Limit of powers of matrix if spectral radius < 1

Question

I want to show $\lim_{k\rightarrow \infty}A^k=0$ iff $\sigma(A)<1$. I have $0\leq ||A^k||\leq ||A||^k=||Ax||^k=||\lambda_{max}x||^k=|\lambda_{max}|^k<1$ if we choose $x$ s.t. $||x||<1$ and $Ax=\lambda_{max}x$ for the backwards direction and $\lim_{k\rightarrow\infty}||A^kx||=|\lambda_{max}|^k ||x||= 0\Rightarrow \sigma(A)<1$ if we choose $x$ in the same way for the forwards direction. Is this sufficient?

Answer 1

If $A$ is nonsymmetric, it need not be the case that there exists an eigenvector $x$ such that $\|A\| = \|Ax\| = |\lambda_{\max}| \|x\|$. For take

\begin{equation} A = \begin{pmatrix} r & 1 \\ 0 & r \end{pmatrix}.\tag{1} \end{equation}

Then the only eigenvalue of $A$ is $r$ but $\|A\| > r$ since $\|Ae_2\| = \sqrt{1+r^2}$, where $e_2 = \begin{pmatrix} 0 & 1 \end{pmatrix}^T$. (Here, $\|\cdot\|$ is the vector 2-norm and matrix 2-norm $\|A\| = \max_{\|x\|\le 1} \|Ax\|$.) However, by direct computations of powers of $A$, we observe

$$ A^k = \begin{pmatrix} r^k & kr^{k-1} \\ 0 & r^k \end{pmatrix} \to 0 \textrm{ as } k\to\infty \textrm{ provided } |r| < 1. $$

One way to tackle this problem is to compute a Jordan normal form for your matrix, $A = VJV^{-1}$, which block diagonalizes $A$ into matrices which look like (1).

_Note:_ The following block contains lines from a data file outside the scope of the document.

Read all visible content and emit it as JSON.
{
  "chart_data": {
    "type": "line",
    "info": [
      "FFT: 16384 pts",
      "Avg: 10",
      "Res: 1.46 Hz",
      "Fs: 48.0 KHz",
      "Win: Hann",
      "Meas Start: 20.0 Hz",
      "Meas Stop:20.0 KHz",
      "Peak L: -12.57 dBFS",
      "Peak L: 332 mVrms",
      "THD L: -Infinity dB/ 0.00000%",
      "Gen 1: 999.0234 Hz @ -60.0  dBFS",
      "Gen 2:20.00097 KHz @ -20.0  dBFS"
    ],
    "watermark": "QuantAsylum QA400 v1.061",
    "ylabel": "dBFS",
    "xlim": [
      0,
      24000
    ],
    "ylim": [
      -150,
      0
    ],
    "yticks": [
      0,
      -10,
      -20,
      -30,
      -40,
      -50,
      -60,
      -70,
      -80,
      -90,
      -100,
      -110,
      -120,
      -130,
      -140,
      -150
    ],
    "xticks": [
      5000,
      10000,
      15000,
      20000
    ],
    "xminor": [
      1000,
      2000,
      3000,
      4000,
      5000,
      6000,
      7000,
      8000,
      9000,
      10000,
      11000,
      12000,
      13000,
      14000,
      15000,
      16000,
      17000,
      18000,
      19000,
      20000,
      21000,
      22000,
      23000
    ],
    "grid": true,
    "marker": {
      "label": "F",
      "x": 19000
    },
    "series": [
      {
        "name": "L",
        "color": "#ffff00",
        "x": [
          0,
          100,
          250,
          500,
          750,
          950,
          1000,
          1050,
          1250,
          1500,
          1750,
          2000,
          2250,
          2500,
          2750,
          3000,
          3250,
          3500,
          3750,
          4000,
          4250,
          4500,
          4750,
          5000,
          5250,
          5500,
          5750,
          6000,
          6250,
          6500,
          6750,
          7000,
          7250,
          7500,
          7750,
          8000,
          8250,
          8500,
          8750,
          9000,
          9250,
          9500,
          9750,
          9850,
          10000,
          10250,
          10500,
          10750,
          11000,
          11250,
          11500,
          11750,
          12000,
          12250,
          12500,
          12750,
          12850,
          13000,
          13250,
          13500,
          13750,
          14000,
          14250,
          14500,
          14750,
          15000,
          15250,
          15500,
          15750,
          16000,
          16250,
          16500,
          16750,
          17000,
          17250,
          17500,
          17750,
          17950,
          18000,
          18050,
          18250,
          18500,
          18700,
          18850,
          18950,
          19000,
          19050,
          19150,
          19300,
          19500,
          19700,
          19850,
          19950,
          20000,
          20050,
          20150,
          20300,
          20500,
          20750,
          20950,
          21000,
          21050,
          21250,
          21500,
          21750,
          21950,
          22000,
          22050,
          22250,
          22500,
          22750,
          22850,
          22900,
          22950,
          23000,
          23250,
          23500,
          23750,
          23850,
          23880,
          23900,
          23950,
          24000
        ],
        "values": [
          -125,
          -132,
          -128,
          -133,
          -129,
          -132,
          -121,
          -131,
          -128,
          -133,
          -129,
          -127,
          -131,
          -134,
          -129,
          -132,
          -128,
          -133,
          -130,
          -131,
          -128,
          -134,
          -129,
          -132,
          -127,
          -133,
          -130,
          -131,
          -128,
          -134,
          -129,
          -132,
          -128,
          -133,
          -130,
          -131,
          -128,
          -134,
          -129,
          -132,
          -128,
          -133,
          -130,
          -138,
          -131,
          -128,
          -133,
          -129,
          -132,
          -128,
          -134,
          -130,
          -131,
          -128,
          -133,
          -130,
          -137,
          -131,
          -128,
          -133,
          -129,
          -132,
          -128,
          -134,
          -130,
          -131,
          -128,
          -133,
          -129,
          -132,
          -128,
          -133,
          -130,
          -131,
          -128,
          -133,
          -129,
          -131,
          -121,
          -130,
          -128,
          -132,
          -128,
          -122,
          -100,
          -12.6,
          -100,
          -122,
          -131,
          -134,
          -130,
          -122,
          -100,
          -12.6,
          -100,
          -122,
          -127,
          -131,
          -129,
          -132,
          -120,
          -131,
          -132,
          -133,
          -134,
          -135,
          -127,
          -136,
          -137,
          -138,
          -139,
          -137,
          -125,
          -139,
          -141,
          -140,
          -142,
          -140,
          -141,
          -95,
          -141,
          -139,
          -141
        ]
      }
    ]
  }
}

In which case you observe, $0\le\|A^k\|= \|VJ^k V^{-1}\| \le \|V\| \|J\|^k \|V^{-1}\|$. From here, the analysis reduces to showing that if $|\lambda| < 1$, then a Jordan block $J$ with eigenvalue $\lambda$ satisfies $J^k \to 0$ as $k\to\infty$.

Answer 2

This is wrong. An $x$ that maximizes $\|Ax\|/\|x\|$ is not necessarily an eigenvector. For example, try $$ A= \pmatrix{0 & 2\cr 0 & 0\cr}$$ where the only eigenvalue is $0$, but $\|A\| = 2$. Here $x = \pmatrix{0\cr 1}$ satisfies $\|A x\| = 2$ and $\|x\| = 1$. By looking at $\|A\|$ alone you wouldn't know that $\lim_{n\to \infty} A^n = 0$ (in fact in this case $A^2 = 0$).